There is a law in our books where anyone causing financial loss to the public should be prosecuted. The officials who sold or who gave away these public enterprises should have been prosecuted and convicted, but were they? No. Those who caused such losses were very unpatriotic, to say the least.
Uganda is the only country in the world where a foreigner arrives today and starts work tomorrow without any work permit whatsoever. Some of these foreigners engage in simple activities which any patriotic government should reserve for its citizens. I have the example of Chinese in retail shops, Indians baking pancakes, Europeans running butcheries and Kenyans selling tomatoes in local markets. Besides, the immigration authorities allow foreigners to enter the country just simply and without justifying why they should come here.

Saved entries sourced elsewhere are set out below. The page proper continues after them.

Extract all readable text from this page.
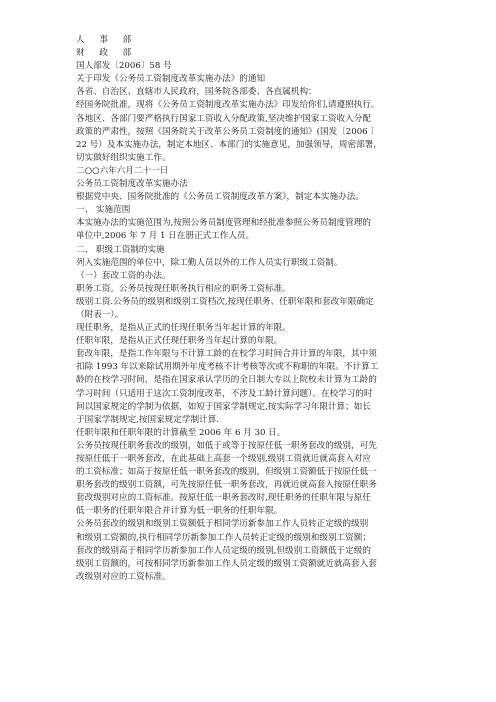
人 事 部
财 政 部
国人部发〔2006〕58 号
关于印发《公务员工资制度改革实施办法》的通知
各省、自治区、直辖市人民政府，国务院各部委、各直属机构：
经国务院批准，现将《公务员工资制度改革实施办法》印发给你们,请遵照执行。
各地区、各部门要严格执行国家工资收入分配政策,坚决维护国家工资收入分配
政策的严肃性，按照《国务院关于改革公务员工资制度的通知》(国发〔2006 〕
22 号）及本实施办法，制定本地区、本部门的实施意见，加强领导，周密部署，
切实做好组织实施工作。
二○○六年六月二十一日
公务员工资制度改革实施办法
根据党中央、国务院批准的《公务员工资制度改革方案》，制定本实施办法。
一、 实施范围
本实施办法的实施范围为,按照公务员制度管理和经批准参照公务员制度管理的
单位中,2006 年 7 月 1 日在册正式工作人员。
二、 职级工资制的实施
列入实施范围的单位中，除工勤人员以外的工作人员实行职级工资制。
（一）套改工资的办法。
职务工资。公务员按现任职务执行相应的职务工资标准。
级别工资.公务员的级别和级别工资档次,按现任职务、任职年限和套改年限确定
（附表一）。
现任职务，是指从正式的任现任职务当年起计算的年限。
任职年限，是指从正式任现任职务当年起计算的年限。
套改年限，是指工作年限与不计算工龄的在校学习时间合并计算的年限，其中须
扣除 1993 年以来除试用期外年度考核不计考核等次或不称职的年限。不计算工
龄的在校学习时间，是指在国家承认学历的全日制大专以上院校未计算为工龄的
学习时间（只适用于这次工资制度改革，不涉及工龄计算问题）。在校学习的时
间以国家规定的学制为依据，如短于国家学制规定,按实际学习年限计算；如长
于国家学制规定,按国家规定学制计算.
任职年限和任职年限的计算截至 2006 年 6 月 30 日。
公务员按现任职务套改的级别，如低于或等于按原任低一职务套改的级别，可先
按原任低于一职务套改，在此基础上高套一个级别,级别工资就近就高套入对应
的工资标准；如高于按原任低一职务套改的级别，但级别工资额低于按原任低一
职务套改的级别工资额，可先按原任低一职务套改，再就近就高套入按原任职务
套改级别对应的工资标准。按原任低一职务套改时,现任职务的任职年限与原任
低一职务的任职年限合并计算为低一职务的任职年限。
公务员套改的级别和级别工资额低于相同学历新参加工作人员转正定级的级别
和级别工资额的,执行相同学历新参加工作人员转正定级的级别和级别工资额；
套改的级别高于相同学历新参加工作人员定级的级别,但级别工资额低于定级的
级别工资额的，可按相同学历新参加工作人员定级的级别工资额就近就高套入套
改级别对应的工资标准。
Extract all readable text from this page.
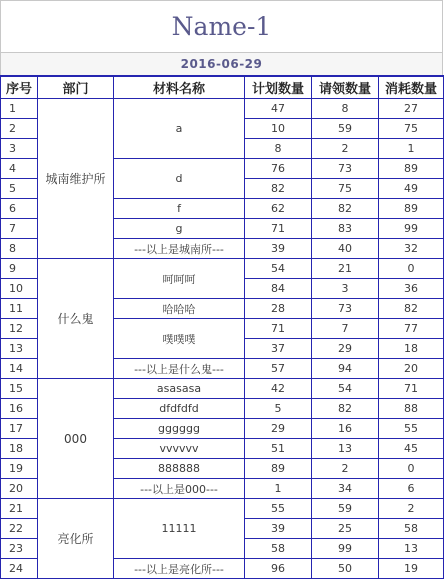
Name-1
2016-06-29
序号	部门	材料名称	计划数量	请领数量	消耗数量
1	城南维护所	a	47	8	27
2			10	59	75
3			8	2	1
4		d	76	73	89
5			82	75	49
6		f	62	82	89
7		g	71	83	99
8		---以上是城南所---	39	40	32
9	什么鬼	呵呵呵	54	21	0
10			84	3	36
11		哈哈哈	28	73	82
12		噗噗噗	71	7	77
13			37	29	18
14		---以上是什么鬼---	57	94	20
15	000	asasasa	42	54	71
16		dfdfdfd	5	82	88
17		gggggg	29	16	55
18		vvvvvv	51	13	45
19		888888	89	2	0
20		---以上是000---	1	34	6
21	亮化所	11111	55	59	2
22			39	25	58
23			58	99	13
24		---以上是亮化所---	96	50	19
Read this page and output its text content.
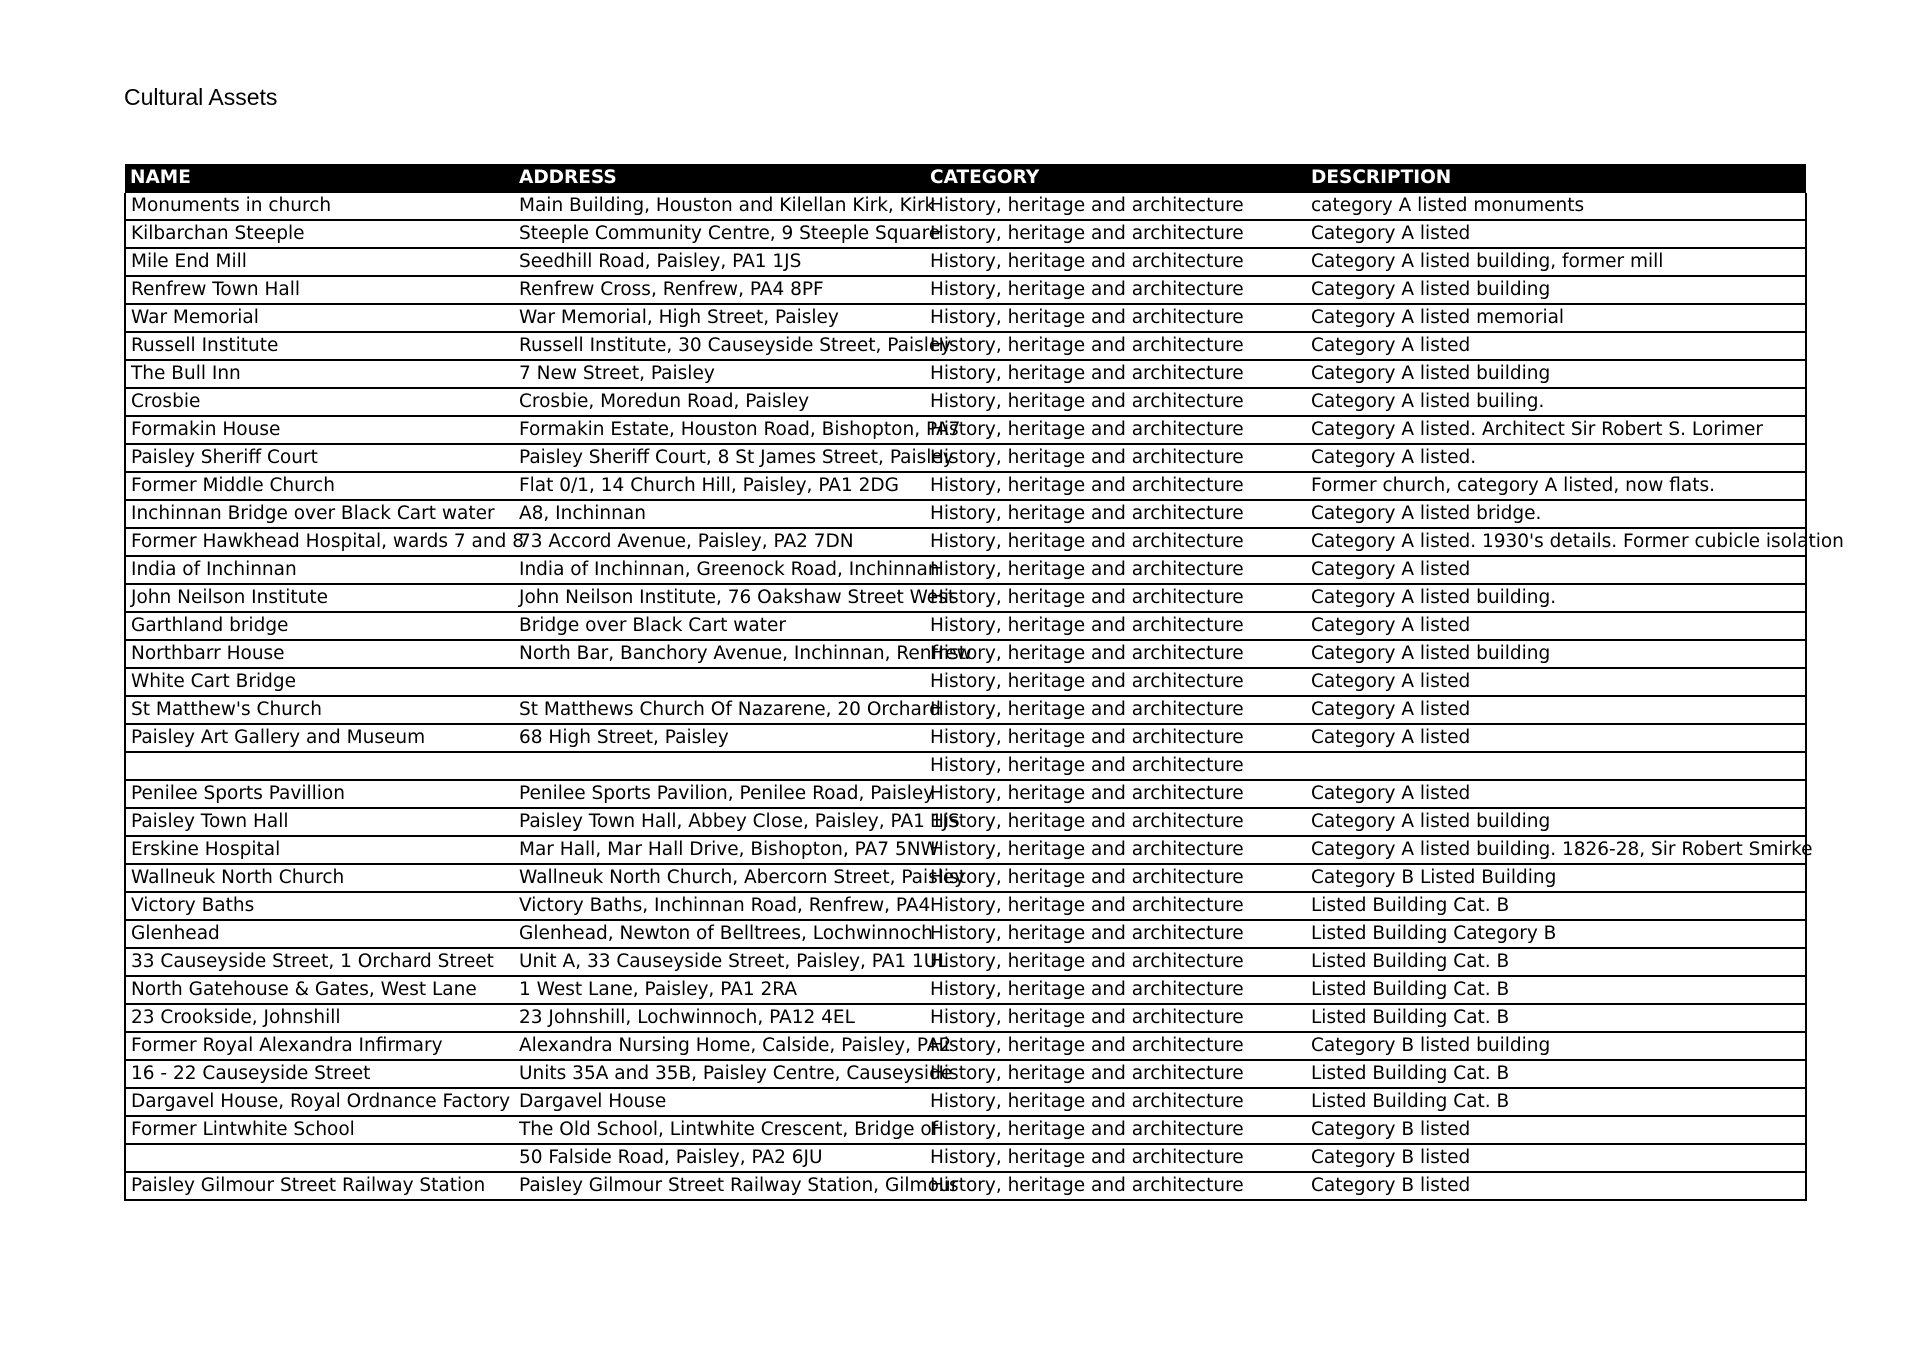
Cultural Assets
NAME	ADDRESS	CATEGORY	DESCRIPTION
Monuments in church	Main Building, Houston and Kilellan Kirk, Kirk	History, heritage and architecture	category A listed monuments
Kilbarchan Steeple	Steeple Community Centre, 9 Steeple Square	History, heritage and architecture	Category A listed
Mile End Mill	Seedhill Road, Paisley, PA1 1JS	History, heritage and architecture	Category A listed building, former mill
Renfrew Town Hall	Renfrew Cross, Renfrew, PA4 8PF	History, heritage and architecture	Category A listed building
War Memorial	War Memorial, High Street, Paisley	History, heritage and architecture	Category A listed memorial
Russell Institute	Russell Institute, 30 Causeyside Street, Paisley	History, heritage and architecture	Category A listed
The Bull Inn	7 New Street, Paisley	History, heritage and architecture	Category A listed building
Crosbie	Crosbie, Moredun Road, Paisley	History, heritage and architecture	Category A listed builing.
Formakin House	Formakin Estate, Houston Road, Bishopton, PA7	History, heritage and architecture	Category A listed. Architect Sir Robert S. Lorimer
Paisley Sheriff Court	Paisley Sheriff Court, 8 St James Street, Paisley	History, heritage and architecture	Category A listed.
Former Middle Church	Flat 0/1, 14 Church Hill, Paisley, PA1 2DG	History, heritage and architecture	Former church, category A listed, now flats.
Inchinnan Bridge over Black Cart water	A8, Inchinnan	History, heritage and architecture	Category A listed bridge.
Former Hawkhead Hospital, wards 7 and 8	73 Accord Avenue, Paisley, PA2 7DN	History, heritage and architecture	Category A listed. 1930's details. Former cubicle isolation
India of Inchinnan	India of Inchinnan, Greenock Road, Inchinnan	History, heritage and architecture	Category A listed
John Neilson Institute	John Neilson Institute, 76 Oakshaw Street West	History, heritage and architecture	Category A listed building.
Garthland bridge	Bridge over Black Cart water	History, heritage and architecture	Category A listed
Northbarr House	North Bar, Banchory Avenue, Inchinnan, Renfrew	History, heritage and architecture	Category A listed building
White Cart Bridge		History, heritage and architecture	Category A listed
St Matthew's Church	St Matthews Church Of Nazarene, 20 Orchard	History, heritage and architecture	Category A listed
Paisley Art Gallery and Museum	68 High Street, Paisley	History, heritage and architecture	Category A listed
		History, heritage and architecture	
Penilee Sports Pavillion	Penilee Sports Pavilion, Penilee Road, Paisley	History, heritage and architecture	Category A listed
Paisley Town Hall	Paisley Town Hall, Abbey Close, Paisley, PA1 1JS	History, heritage and architecture	Category A listed building
Erskine Hospital	Mar Hall, Mar Hall Drive, Bishopton, PA7 5NW	History, heritage and architecture	Category A listed building. 1826-28, Sir Robert Smirke
Wallneuk North Church	Wallneuk North Church, Abercorn Street, Paisley	History, heritage and architecture	Category B Listed Building
Victory Baths	Victory Baths, Inchinnan Road, Renfrew, PA4	History, heritage and architecture	Listed Building Cat. B
Glenhead	Glenhead, Newton of Belltrees, Lochwinnoch	History, heritage and architecture	Listed Building Category B
33 Causeyside Street, 1 Orchard Street	Unit A, 33 Causeyside Street, Paisley, PA1 1UL	History, heritage and architecture	Listed Building Cat. B
North Gatehouse & Gates, West Lane	1 West Lane, Paisley, PA1 2RA	History, heritage and architecture	Listed Building Cat. B
23 Crookside, Johnshill	23 Johnshill, Lochwinnoch, PA12 4EL	History, heritage and architecture	Listed Building Cat. B
Former Royal Alexandra Infirmary	Alexandra Nursing Home, Calside, Paisley, PA2	History, heritage and architecture	Category B listed building
16 - 22 Causeyside Street	Units 35A and 35B, Paisley Centre, Causeyside	History, heritage and architecture	Listed Building Cat. B
Dargavel House, Royal Ordnance Factory	Dargavel House	History, heritage and architecture	Listed Building Cat. B
Former Lintwhite School	The Old School, Lintwhite Crescent, Bridge of	History, heritage and architecture	Category B listed
	50 Falside Road, Paisley, PA2 6JU	History, heritage and architecture	Category B listed
Paisley Gilmour Street Railway Station	Paisley Gilmour Street Railway Station, Gilmour	History, heritage and architecture	Category B listed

A country attracts foreign investors in order to assist in the creation of jobs for its citizens. From time to time, the Uganda Investment Authority publishes figures of foreign investment attracted to the country bragging that Uganda is a very attractive destination to foreign investors. However, how many jobs are created? How many senior jobs are occupied by Ugandans? In this country, we have many banks. All of them, except one, are foreign owned. They make exorbitant profits, which, because of foreign exchange liberalization, are remitted to their shareholders abroad. The top, most executive positions of these banks are filled by foreigners. The same is true of insurance companies. All foreign insurers are led by foreigners. Do Ugandans not have enough education and experience to run these organizations? Is it too much to ask government to fend for the hapless Ugandans who look for jobs only to see that the top jobs are a reserve for foreigners?
Governments in many countries assist their citizens with seed capital to start money generating enterprises. Here, our NRM government just looks on, when citizens are being cheated by financial institutions. For example, all banks in this country proudly announce the huge profits they make year in year out whereas all they do is to get deposits cheaply from one group of people and to lend them to another group at very high interest rates. From their reports, it is clear that they could still make profits even if they reduced their interest charges. But the government cannot intervene on behalf of the borrower. What is bank supervision in the Bank of Uganda all about?
It appears that the NRM government has exhibited little economic patriotism to the native citizens. Foreigners get better treatment. There are many examples which even the reader himself can cite. Therefore the government should change its attitude towards its own people. It should exhibit economic patriotism by promoting the interest of Ugandans and by making the Ugandan the dominant factor in our country’s economic development.